Wang contends that investors have been incorrectly attributing the bear market to factors like selling by major market makers such as Jane Street, quantum computing risks, or a sell-off in software stocks. He emphasizes that these explanations are often based on correlation, not proven causality. Since Bitcoin is not a cash-generating asset, its valuation isn't tied to classical financial models, making its price movements more susceptible to the herd mentality inherent in technical analysis.
Echoing this view, an analysis of the recent sell-off suggests it was a forced, disorderly event characteristic of capitulation, not a smooth, coordinated dump by a single entity. The decline began with a period of distribution marked by lower highs well before February's sharp drop. The steep sell-off in February, accompanied by heavy volume and volatility, aligns with patterns of liquidation cascades and margin calls rather than manipulation.

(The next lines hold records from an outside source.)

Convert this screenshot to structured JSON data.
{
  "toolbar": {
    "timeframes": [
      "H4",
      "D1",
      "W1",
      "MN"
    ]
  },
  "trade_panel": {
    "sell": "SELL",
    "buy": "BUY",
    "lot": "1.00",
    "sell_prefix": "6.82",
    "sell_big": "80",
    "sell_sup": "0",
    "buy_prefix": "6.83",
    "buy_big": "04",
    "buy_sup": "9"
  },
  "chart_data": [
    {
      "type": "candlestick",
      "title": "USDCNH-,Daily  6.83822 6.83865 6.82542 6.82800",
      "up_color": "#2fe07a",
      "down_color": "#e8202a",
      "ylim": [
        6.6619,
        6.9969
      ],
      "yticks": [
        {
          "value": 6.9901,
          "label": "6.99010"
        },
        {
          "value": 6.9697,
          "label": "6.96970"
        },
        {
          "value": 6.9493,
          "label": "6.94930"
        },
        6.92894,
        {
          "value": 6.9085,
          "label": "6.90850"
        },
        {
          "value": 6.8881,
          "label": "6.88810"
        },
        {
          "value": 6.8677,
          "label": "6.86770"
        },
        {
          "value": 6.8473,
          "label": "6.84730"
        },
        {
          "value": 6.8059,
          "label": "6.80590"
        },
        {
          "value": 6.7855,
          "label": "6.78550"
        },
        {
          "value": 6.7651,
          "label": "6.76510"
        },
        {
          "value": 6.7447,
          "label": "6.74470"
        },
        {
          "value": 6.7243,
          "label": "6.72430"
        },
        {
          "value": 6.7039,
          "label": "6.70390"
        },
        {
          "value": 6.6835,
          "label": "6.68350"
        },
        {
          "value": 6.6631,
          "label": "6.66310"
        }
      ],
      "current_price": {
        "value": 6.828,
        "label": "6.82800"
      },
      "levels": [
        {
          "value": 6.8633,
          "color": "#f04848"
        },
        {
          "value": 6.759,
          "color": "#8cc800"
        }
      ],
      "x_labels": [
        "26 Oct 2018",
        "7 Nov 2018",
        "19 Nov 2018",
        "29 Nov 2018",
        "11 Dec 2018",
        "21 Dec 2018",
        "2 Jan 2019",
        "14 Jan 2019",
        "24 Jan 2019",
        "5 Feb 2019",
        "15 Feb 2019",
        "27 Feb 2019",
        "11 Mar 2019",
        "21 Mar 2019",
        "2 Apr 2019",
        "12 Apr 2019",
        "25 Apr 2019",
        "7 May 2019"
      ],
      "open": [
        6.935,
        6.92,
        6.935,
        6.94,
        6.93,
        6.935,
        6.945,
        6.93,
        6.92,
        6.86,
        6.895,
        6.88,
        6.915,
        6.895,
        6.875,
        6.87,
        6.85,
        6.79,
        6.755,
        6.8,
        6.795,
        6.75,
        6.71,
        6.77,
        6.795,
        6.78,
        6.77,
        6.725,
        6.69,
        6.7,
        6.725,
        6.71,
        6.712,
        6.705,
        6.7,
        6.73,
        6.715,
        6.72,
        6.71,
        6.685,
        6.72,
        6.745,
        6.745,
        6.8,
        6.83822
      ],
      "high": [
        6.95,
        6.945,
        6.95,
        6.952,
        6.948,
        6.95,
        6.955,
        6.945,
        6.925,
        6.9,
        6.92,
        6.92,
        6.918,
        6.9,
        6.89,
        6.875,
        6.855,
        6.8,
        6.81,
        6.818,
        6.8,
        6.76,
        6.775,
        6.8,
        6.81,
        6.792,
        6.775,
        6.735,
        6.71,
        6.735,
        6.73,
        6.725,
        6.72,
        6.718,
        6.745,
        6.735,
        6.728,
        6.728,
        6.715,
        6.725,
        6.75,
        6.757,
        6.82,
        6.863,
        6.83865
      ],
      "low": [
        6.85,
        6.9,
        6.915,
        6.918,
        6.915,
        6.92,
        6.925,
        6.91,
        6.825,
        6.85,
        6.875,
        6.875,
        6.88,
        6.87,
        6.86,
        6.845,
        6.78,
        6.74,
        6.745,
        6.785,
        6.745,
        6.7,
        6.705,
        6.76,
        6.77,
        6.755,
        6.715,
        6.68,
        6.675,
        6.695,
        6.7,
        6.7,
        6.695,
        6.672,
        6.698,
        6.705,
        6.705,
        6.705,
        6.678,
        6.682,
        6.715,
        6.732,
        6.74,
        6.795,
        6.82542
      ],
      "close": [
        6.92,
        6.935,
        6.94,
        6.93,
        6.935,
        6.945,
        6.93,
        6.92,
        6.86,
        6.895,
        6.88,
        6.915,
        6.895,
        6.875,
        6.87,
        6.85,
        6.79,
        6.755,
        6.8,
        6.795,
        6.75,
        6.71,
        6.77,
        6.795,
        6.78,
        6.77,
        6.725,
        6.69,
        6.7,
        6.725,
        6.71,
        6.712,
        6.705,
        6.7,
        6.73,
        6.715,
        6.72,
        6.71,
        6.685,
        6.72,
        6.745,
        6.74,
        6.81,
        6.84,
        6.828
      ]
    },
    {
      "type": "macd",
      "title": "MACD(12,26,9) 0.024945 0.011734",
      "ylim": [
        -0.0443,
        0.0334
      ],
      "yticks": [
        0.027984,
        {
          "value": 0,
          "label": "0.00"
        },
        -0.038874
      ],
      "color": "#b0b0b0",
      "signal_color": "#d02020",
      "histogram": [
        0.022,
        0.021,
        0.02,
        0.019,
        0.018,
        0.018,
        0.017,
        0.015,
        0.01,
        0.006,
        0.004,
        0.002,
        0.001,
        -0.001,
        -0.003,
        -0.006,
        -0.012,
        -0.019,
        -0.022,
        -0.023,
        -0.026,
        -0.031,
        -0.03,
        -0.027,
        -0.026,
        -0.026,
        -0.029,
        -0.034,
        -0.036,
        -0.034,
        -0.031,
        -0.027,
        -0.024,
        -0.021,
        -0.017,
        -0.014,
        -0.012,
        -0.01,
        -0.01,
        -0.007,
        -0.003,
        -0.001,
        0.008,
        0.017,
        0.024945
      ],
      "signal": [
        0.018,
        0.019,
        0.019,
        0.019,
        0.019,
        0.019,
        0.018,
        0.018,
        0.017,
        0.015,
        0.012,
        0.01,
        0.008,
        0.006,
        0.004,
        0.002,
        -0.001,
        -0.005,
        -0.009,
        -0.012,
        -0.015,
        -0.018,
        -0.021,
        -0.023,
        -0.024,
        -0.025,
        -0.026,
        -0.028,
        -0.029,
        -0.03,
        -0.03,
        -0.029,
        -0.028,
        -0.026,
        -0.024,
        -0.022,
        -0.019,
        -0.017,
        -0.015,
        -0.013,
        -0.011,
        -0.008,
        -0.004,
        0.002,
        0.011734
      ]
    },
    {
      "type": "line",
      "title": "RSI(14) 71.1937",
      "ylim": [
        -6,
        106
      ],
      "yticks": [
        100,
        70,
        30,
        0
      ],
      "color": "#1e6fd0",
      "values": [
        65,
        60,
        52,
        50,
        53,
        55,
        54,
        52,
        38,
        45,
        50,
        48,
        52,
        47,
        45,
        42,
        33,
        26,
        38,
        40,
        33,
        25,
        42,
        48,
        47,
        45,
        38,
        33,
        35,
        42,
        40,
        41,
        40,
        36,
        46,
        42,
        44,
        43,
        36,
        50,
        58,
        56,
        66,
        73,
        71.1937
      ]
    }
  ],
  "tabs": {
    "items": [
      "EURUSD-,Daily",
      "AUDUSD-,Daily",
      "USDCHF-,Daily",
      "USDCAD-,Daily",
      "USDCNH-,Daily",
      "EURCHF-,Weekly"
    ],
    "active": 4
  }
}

Matt Hougan, Chief Investment Officer at Bitwise Invest, supports this assessment, stating the drawdown is a result of investors selling for various reasons, including cycle timing and macro uncertainty. The current ~45% peak-to-trough decline fits within the historical context of mid-cycle resets. With recent price stabilization indicating selling pressure may be subsiding, the focus is shifting from assigning blame to identifying where the market finds its next footing.